Monday, September 11, 2006

[DVD] Green Tea (Lü Cha) (2003)

So Who's The Nerd Now?


The first movie I watched starring enigmatic Chinese actor Jiang Wen was during a business trip to KL, catching a show at KLCC before my late afternoon flight. In Warriors of Heaven and Earth, he donned a moustache and beard as the charismatic leader Lieutenant Li, in a movie which had great premise but a lousy story to tell. As for Zhao Wei, unless your head was buried in sand, you wouldn't have missed the era in the late 90s where she was bombarding television sets everywhere in her role as Little Sparrow in My Fair Princess Huan Zhu Ge Ge.

So I guess putting them together in a movie made it almost irresistible to not want to pick up this DVD. This was actually a precursor to their Warriors movie where they collaborated again, but in this modern setting, based upon a short story "Adiliya by the River" (what the heck is Adiliya?) by Jin Renshun, they star as a pair of wannabe lovers looking into exploring if they could be together.
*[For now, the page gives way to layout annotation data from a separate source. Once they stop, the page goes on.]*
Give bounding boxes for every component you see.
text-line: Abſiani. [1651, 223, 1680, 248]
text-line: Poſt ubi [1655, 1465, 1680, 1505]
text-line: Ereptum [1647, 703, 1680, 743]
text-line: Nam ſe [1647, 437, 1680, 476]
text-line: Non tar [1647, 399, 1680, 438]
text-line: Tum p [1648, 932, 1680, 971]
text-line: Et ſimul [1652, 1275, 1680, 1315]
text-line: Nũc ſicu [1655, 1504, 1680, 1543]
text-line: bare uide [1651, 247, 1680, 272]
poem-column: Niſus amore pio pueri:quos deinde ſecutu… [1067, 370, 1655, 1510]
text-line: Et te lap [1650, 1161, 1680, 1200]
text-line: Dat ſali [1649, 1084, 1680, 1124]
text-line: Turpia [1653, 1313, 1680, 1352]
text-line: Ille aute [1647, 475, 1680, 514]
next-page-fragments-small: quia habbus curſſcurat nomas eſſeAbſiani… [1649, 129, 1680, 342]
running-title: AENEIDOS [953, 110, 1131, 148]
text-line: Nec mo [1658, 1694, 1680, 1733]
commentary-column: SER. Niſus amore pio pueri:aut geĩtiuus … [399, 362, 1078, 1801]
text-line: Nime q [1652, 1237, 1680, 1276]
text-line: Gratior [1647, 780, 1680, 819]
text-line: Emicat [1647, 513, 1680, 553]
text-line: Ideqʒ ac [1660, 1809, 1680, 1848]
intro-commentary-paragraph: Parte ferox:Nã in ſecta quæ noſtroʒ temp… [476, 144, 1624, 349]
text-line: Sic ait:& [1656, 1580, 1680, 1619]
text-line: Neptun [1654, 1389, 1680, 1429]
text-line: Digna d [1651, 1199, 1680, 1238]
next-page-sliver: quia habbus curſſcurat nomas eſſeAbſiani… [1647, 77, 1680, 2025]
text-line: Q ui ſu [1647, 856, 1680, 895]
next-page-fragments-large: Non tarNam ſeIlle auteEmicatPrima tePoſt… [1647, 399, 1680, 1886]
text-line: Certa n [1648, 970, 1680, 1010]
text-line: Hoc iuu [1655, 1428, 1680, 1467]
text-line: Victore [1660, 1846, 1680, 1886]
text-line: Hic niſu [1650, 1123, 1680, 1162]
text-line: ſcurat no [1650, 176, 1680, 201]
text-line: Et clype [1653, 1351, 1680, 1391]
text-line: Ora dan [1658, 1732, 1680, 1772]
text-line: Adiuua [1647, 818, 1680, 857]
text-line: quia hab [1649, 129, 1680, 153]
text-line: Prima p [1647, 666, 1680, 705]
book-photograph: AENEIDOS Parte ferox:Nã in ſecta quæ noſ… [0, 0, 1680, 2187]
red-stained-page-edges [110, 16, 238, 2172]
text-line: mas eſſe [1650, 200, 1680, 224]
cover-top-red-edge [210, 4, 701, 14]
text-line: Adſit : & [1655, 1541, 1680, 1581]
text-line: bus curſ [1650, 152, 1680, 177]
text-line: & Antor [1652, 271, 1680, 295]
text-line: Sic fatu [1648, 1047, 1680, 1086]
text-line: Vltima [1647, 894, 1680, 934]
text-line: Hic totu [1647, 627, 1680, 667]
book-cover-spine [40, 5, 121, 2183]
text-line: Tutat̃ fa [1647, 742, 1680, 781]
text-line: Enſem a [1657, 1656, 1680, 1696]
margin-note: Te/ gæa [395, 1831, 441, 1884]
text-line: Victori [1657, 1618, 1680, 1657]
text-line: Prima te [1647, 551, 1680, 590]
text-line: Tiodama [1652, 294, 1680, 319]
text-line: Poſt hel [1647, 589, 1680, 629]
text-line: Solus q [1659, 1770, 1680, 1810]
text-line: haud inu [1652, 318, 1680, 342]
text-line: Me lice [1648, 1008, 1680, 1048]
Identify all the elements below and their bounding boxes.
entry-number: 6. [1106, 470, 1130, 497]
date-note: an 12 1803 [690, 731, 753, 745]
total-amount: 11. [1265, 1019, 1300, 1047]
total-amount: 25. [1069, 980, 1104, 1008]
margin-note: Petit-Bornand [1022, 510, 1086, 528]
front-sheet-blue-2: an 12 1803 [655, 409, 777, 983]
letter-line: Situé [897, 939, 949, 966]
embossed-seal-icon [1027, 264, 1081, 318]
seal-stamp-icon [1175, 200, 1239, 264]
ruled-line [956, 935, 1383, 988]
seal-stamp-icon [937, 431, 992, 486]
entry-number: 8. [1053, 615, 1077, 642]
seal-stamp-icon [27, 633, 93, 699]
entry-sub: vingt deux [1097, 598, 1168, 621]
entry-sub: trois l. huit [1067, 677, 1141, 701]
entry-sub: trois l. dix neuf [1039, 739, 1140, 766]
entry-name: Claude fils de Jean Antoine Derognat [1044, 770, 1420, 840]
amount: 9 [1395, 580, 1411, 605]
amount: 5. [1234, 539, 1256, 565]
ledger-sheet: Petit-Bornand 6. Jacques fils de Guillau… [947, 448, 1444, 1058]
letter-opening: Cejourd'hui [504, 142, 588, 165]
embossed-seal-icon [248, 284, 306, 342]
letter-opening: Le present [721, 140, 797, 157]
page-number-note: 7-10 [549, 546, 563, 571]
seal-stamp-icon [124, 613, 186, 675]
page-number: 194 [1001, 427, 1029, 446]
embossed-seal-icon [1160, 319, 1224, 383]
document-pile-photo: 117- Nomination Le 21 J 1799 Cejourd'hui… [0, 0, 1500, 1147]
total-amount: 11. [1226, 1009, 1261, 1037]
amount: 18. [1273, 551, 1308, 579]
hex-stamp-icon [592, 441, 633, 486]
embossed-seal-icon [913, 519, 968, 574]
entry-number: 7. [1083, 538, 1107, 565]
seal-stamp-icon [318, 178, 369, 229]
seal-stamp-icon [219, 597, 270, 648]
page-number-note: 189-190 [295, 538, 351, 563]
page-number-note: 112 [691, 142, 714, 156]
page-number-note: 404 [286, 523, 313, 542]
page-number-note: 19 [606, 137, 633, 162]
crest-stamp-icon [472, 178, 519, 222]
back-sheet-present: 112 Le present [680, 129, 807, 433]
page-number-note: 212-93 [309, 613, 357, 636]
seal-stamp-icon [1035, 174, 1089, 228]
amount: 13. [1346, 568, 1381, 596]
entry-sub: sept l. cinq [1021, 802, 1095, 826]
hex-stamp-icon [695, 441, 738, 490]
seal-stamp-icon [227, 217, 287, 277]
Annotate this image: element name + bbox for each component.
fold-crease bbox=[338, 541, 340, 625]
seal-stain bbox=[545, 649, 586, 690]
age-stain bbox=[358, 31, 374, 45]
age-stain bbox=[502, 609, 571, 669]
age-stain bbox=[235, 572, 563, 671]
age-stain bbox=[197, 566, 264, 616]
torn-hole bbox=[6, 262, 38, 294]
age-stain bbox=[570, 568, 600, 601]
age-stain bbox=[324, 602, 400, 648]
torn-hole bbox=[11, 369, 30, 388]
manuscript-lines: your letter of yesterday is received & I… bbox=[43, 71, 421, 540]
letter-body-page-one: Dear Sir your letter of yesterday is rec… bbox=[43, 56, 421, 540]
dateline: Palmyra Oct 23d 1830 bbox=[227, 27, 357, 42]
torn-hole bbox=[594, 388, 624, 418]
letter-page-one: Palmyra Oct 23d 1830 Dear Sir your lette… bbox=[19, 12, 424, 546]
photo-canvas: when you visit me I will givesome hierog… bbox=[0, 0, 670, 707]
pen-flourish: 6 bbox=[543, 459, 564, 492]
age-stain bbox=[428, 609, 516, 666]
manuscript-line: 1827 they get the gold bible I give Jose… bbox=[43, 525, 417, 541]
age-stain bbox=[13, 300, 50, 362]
Sweeping aside the age gap, this movie is one heck of a mindgame. It's frustrating at times as nothing actually happens, and the lead characters just sit around and talk about stuff absolutely not related to anything at all. Well, at least not directly related to what's happening on hand, but telling stories - we're sitting through a story with characters telling stories, fictional ones which doesn't really add depth to plot, or characterization. It's pretty strange stuff.

And strange are their characters too, with the only realistic moment is the beginning - if you're looking for a stranger in a cafe, and there are two ladies, who would you approach first, the hot one, or the plain looking one? Chen Mingliang (Jiang Wen) went for the jugular, but it was actually Wu Fang (Zhao Wei) who was his blind date. They don't start off well, and continued to bicker. One's become obsessive with her conservatism, while the latter is a serial blind-dater.

But there is more than meets the eye to Wu Fang, and herein lies the guesswork to decipher who she actually was, and the motivations behind what she is doing. You can boil it down to PMS, or to the wall being built around her heart, or to just plain old psychosis. Whatever the case is, it's about persistence and the relentless pursuit of who you like, and on the other side, to spice things up with playing coy, hard to get, and being more of a mysterious enigma.

Nothing much to take away in less than 90 minutes, except to admire the two lead's ability to act and play off each other, and Christopher Doyle's cinematography (he makes tea leaves in hot water so sexy), which is a bit of a waste in a movie lacking in strength of story. I hate to say this, but the repetitive score is a bit irritating.

Code 9 DVD contains zero extras. The sound was quite bad, with plenty of echo, like speaking in a vast enclosed space. The transfer was bearably decent, but the subtitles seemed to look as if it has its bottom thinly shaved off.